Scrape a MediaWiki target

ripperoni scrape \
  --target <your-wiki-target> \
  --category "Example Category Name" \
  --config ripperoni.config.json

Omit --category to use the categories array from config, or to enumerate every article in the wiki via the allpages API. Writes one .json per page under ./output/<your-wiki-target>/. Output shape is controlled by the parse plugin registered as <targetId>:parse.

Crawl a site for links

ripperoni crawl \
  --starts "https://example.com/index" \
  --domain "example\.com" \
  --target "\?id=" \
  --delimiter "category" \
  --rate 100

Scrape HTML pages

ripperoni scrape \
  --target <your-html-target> \
  --paths "/page/1" "/page/2" \
  --config ripperoni.config.json

Config reference

All options live in a single JSON file. Pass with --config <path> (default: ./ripperoni.config.json).

output

Field	Default	Description
`basePath`	`./output`	Root directory for all scraped output files.
`format`	`json`	`json` · `html` · `text`
`pretty`	`true`	JSON pretty-print with 2-space indent.

targets (HTML scraper)

Field	Default	Description
`baseUrl`	required	Base URL prepended to relative paths.
`rateLimitMs`	`250`	Minimum ms between requests to this target.
`maxRetries`	`3`	Max retry attempts on retryable errors.
`headers`	`{}`	HTTP headers sent with every request to this target.

mediawiki targets

Field	Default	Description
`apiUrl`	required	MediaWiki API endpoint URL.
`rateLimitMs`	`1000`	Minimum ms between API requests.

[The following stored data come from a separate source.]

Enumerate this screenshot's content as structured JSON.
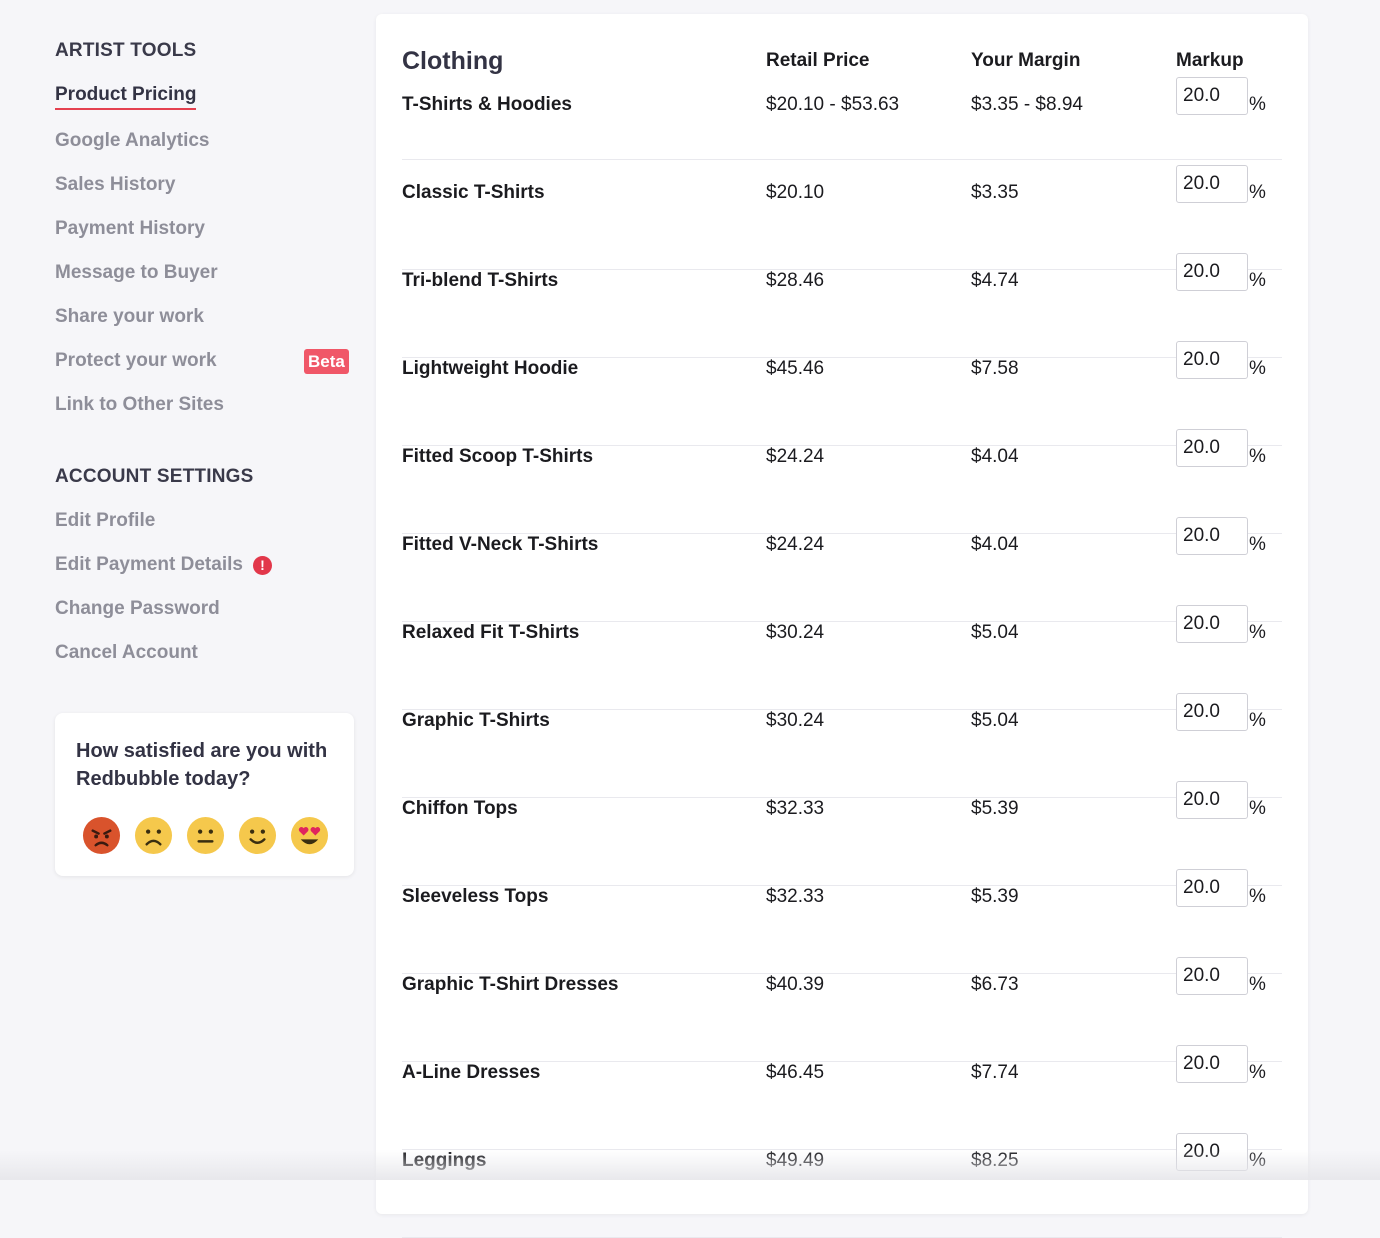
{
  "sidebar": {
    "artist_tools_title": "ARTIST TOOLS",
    "artist_tools": [
      {
        "label": "Product Pricing",
        "active": true
      },
      {
        "label": "Google Analytics"
      },
      {
        "label": "Sales History"
      },
      {
        "label": "Payment History"
      },
      {
        "label": "Message to Buyer"
      },
      {
        "label": "Share your work"
      },
      {
        "label": "Protect your work",
        "badge": "Beta"
      },
      {
        "label": "Link to Other Sites"
      }
    ],
    "account_settings_title": "ACCOUNT SETTINGS",
    "account_settings": [
      {
        "label": "Edit Profile"
      },
      {
        "label": "Edit Payment Details",
        "alert": "!"
      },
      {
        "label": "Change Password"
      },
      {
        "label": "Cancel Account"
      }
    ]
  },
  "survey": {
    "question": "How satisfied are you with Redbubble today?",
    "options": [
      "angry-face-icon",
      "frowning-face-icon",
      "neutral-face-icon",
      "slightly-smiling-face-icon",
      "heart-eyes-face-icon"
    ]
  },
  "table": {
    "category": "Clothing",
    "headers": {
      "retail": "Retail Price",
      "margin": "Your Margin",
      "markup": "Markup"
    },
    "percent_sign": "%",
    "rows": [
      {
        "name": "T-Shirts & Hoodies",
        "retail": "$20.10 - $53.63",
        "margin": "$3.35 - $8.94",
        "markup": "20.0"
      },
      {
        "name": "Classic T-Shirts",
        "retail": "$20.10",
        "margin": "$3.35",
        "markup": "20.0"
      },
      {
        "name": "Tri-blend T-Shirts",
        "retail": "$28.46",
        "margin": "$4.74",
        "markup": "20.0"
      },
      {
        "name": "Lightweight Hoodie",
        "retail": "$45.46",
        "margin": "$7.58",
        "markup": "20.0"
      },
      {
        "name": "Fitted Scoop T-Shirts",
        "retail": "$24.24",
        "margin": "$4.04",
        "markup": "20.0"
      },
      {
        "name": "Fitted V-Neck T-Shirts",
        "retail": "$24.24",
        "margin": "$4.04",
        "markup": "20.0"
      },
      {
        "name": "Relaxed Fit T-Shirts",
        "retail": "$30.24",
        "margin": "$5.04",
        "markup": "20.0"
      },
      {
        "name": "Graphic T-Shirts",
        "retail": "$30.24",
        "margin": "$5.04",
        "markup": "20.0"
      },
      {
        "name": "Chiffon Tops",
        "retail": "$32.33",
        "margin": "$5.39",
        "markup": "20.0"
      },
      {
        "name": "Sleeveless Tops",
        "retail": "$32.33",
        "margin": "$5.39",
        "markup": "20.0"
      },
      {
        "name": "Graphic T-Shirt Dresses",
        "retail": "$40.39",
        "margin": "$6.73",
        "markup": "20.0"
      },
      {
        "name": "A-Line Dresses",
        "retail": "$46.45",
        "margin": "$7.74",
        "markup": "20.0"
      },
      {
        "name": "Leggings",
        "retail": "$49.49",
        "margin": "$8.25",
        "markup": "20.0"
      }
    ]
  },
  "colors": {
    "accent": "#e4404f",
    "badge": "#f05768",
    "alert": "#e2374a"
  }
}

Most wiki policies require ≥1 req/s — check yours.
`jitterMs`	`0`	Random per-request jitter added on top of `rateLimitMs`. Makes request spacing less robotic.
`categories`	–	Optional list of category names to scrape. Omit to enumerate all articles via the allpages API.
`pipeline`	–	Paths to parse plugin `.js` files. Each plugin registers a task as `<targetId>:parse`.

targets (HTML scraper)

Field	Default	Description
`baseUrl`	required	Base URL prepended to relative paths.
`rateLimitMs`	`250`	Minimum ms between requests.
`jitterMs`	`0`	Random per-request jitter.
`headers`	`{}`	HTTP headers sent with every request.
`tasks`	–	Paths to parse plugin `.js` files.

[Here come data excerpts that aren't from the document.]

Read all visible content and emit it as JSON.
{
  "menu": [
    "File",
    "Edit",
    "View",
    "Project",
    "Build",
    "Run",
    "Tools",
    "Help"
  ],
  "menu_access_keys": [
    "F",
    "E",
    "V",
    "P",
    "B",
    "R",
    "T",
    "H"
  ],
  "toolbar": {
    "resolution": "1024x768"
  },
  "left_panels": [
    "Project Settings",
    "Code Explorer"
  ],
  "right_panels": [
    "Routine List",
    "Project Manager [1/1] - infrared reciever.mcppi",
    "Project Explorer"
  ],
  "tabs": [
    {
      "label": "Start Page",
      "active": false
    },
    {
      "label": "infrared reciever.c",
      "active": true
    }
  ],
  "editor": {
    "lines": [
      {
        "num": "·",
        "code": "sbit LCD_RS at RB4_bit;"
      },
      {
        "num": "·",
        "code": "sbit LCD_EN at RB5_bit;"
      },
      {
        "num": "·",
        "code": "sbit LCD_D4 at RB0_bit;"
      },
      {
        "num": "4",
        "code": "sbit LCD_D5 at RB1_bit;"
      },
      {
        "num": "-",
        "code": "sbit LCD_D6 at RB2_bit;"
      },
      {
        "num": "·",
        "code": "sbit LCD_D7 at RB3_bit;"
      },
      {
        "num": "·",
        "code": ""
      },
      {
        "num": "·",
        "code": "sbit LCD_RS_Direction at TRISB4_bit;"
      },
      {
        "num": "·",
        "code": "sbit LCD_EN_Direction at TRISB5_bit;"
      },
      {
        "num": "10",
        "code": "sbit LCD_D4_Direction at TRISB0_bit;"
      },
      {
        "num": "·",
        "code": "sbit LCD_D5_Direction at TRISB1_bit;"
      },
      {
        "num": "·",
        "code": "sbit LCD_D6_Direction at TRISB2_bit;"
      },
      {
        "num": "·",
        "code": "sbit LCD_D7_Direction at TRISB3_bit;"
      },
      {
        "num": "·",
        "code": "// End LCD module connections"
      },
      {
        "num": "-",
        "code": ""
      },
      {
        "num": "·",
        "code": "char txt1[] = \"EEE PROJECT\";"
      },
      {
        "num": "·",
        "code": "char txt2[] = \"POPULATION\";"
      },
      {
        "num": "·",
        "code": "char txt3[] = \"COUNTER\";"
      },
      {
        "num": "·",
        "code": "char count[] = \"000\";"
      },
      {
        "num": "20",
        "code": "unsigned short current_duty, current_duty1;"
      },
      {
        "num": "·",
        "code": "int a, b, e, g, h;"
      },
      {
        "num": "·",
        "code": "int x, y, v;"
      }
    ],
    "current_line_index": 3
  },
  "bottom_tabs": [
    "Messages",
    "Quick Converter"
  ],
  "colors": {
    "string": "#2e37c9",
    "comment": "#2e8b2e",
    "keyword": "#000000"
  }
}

Set LOG_LEVEL=debug to see every request, retry, and file write. Default level is info.

Programmatic use

Classes are exported via subpath imports. Use them directly without the CLI:

import { Pipeline } from 'ripperoni/Pipeline';
import { MediaWikiScraper } from 'ripperoni/MediaWikiScraper';
import { WikitextParser } from 'ripperoni/WikitextParser';
import { TaskRegistry } from 'ripperoni/registry/TaskRegistry';
import { PipelineState } from 'ripperoni/registry/PipelineState';

const scraper = await MediaWikiScraper.create({
  apiUrl:      'https://wiki.example/w/api.php',
  rateLimitMs: 1000,
});

const pages = await scraper.scrapeCategory('Example Category Name');

const pipeline = new Pipeline({ name: 'my-job' });
pipeline.addTask(async (next, state) => {
  state.output = WikitextParser.parse(state.page.title, state.page.wikitext ?? '');
  await next();
});

for (const page of pages) {
  await pipeline.execute(PipelineState.fromWikiPage('my-target', page));
}

Write a parse plugin

Plugins are plain .js files loaded at runtime via tasks in the config. Each plugin registers itself under <targetId>:parse:

// plugins/my-target/parse.task.js
import { TaskRegistry } from '../../dist/registry/TaskRegistry.js';

TaskRegistry.register('my-target:parse', async (next, state) => {
  // state.page.wikitext or state.page.html is available here
  state.output = {
    title: state.page.title,
    // ... your structured fields
  };
  await next();
});

Build TypeScript plugins with npm run build:plugins. The pipeline runs <targetId>:parse for each page before writing the output file.